I came to making through a longer route. I studied cultural anthropology, drawn to questions about how objects carry meaning, how adornment functions as ritual, how the things we choose to wear on our bodies speak a private language about desire and identity. I wrote poetry alongside my studies. Both disciplines taught me the same thing: that form is never neutral, and that beauty, at its most interesting, is always doing something.

Goldsmithing felt like a homecoming. I trained in the craft and began working in Vancouver, where I now hand-sculpt each piece in my studio. My process is intuitive and slow. I work primarily in wax, building forms that echo the eroded, aqueous quality of things shaped by time and nature rather than precision machinery. Baroque ornament, the fluid lines of Art Nouveau, the bold abstractions of mid-century Modernism — these histories move through my hands without me trying to reproduce them.
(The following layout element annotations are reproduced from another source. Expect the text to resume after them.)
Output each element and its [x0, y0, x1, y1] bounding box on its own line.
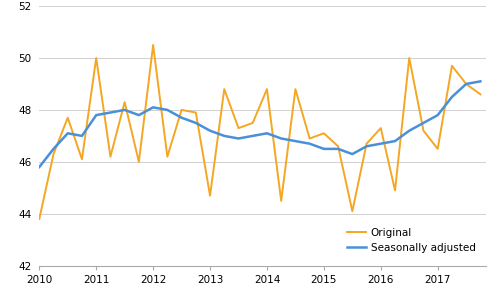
- Seasonally adjusted: [407, 129, 412, 133]
- Seasonally adjusted: [321, 147, 327, 151]
- Original: [79, 157, 85, 161]
- Seasonally adjusted: [264, 131, 270, 135]
- Seasonally adjusted: [449, 95, 455, 99]
- Seasonally adjusted: [420, 121, 426, 125]
- Seasonally adjusted: [179, 116, 185, 120]
- Original: [378, 126, 384, 130]
- Original: [207, 194, 213, 198]
- Seasonally adjusted: [51, 147, 56, 151]
- Original: [293, 87, 299, 91]
- Seasonally adjusted: [463, 82, 469, 86]
- Seasonally adjusted: [477, 79, 483, 83]
- Seasonally adjusted: [93, 113, 99, 117]
- Seasonally adjusted: [392, 139, 398, 143]
- Original: [407, 56, 412, 60]
- Seasonally adjusted: [307, 142, 313, 146]
- Original: [221, 87, 227, 91]
- Original: [51, 152, 56, 156]
- Original: [264, 87, 270, 91]
- Original: [108, 155, 113, 159]
- Seasonally adjusted: [122, 108, 128, 112]
- Seasonally adjusted: [250, 134, 256, 138]
- Legend: Original, Seasonally adjusted: Original, Seasonally adjusted: [342, 222, 481, 258]
- Seasonally adjusted: [236, 137, 242, 140]
- Original: [463, 82, 469, 86]
- Original: [307, 137, 313, 140]
- Original: [321, 131, 327, 135]
- Seasonally adjusted: [36, 165, 42, 169]
- Original: [179, 108, 185, 112]
- Original: [435, 147, 440, 151]
- Original: [164, 155, 170, 159]
- Seasonally adjusted: [164, 108, 170, 112]
- Seasonally adjusted: [350, 152, 355, 156]
- Seasonally adjusted: [193, 121, 199, 125]
- Original: [477, 92, 483, 96]
- Original: [193, 111, 199, 114]
- Original: [150, 43, 156, 47]
- Seasonally adjusted: [278, 137, 284, 140]
- Original: [364, 142, 370, 146]
- Seasonally adjusted: [378, 142, 384, 146]
- Seasonally adjusted: [207, 129, 213, 133]
- Original: [350, 209, 355, 213]
- Seasonally adjusted: [221, 134, 227, 138]
- Seasonally adjusted: [136, 113, 142, 117]
- Original: [449, 64, 455, 68]
- Seasonally adjusted: [79, 134, 85, 138]
- Seasonally adjusted: [108, 111, 113, 114]
- Seasonally adjusted: [364, 144, 370, 148]
- Seasonally adjusted: [435, 113, 440, 117]
- Original: [93, 56, 99, 60]
- Line: Original: Original: [39, 45, 480, 219]
- Seasonally adjusted: [293, 139, 299, 143]
- Seasonally adjusted: [335, 147, 341, 151]
- Seasonally adjusted: [150, 105, 156, 109]
- Original: [335, 144, 341, 148]
- Line: Seasonally adjusted: Seasonally adjusted: [39, 81, 480, 167]
- Original: [420, 129, 426, 133]
- Original: [278, 199, 284, 203]
- Original: [250, 121, 256, 125]
- Original: [65, 116, 71, 120]
- Original: [36, 217, 42, 221]
- Original: [136, 160, 142, 164]
- Original: [236, 126, 242, 130]
- Original: [122, 100, 128, 104]
- Original: [392, 189, 398, 192]
- Seasonally adjusted: [65, 131, 71, 135]
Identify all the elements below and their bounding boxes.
The Delphine collection takes its name from Delphi, the ancient sanctuary of prophecy on the Aegean. It felt right for work that arrives through instinct more than calculation, pieces that seem like they might have been unearthed rather than made.

Alongside my original work, I collect and sell antique and vintage jewellery. These pieces are not separate from my practice. They are part of the same conversation. I am drawn to objects that carry a visible history, where beauty and imperfection are inseparable. All gemstones in my original work are repurposed from vintage sources.

Jewellery, to me, is a form of wearable sculpture and, more than that, a site of intimate ritual. The act of putting something on, of choosing what to carry on your body through a day, is a small and private act of self-expression that I find endlessly compelling.

Sarah Silvey works and lives in Vancouver, BC.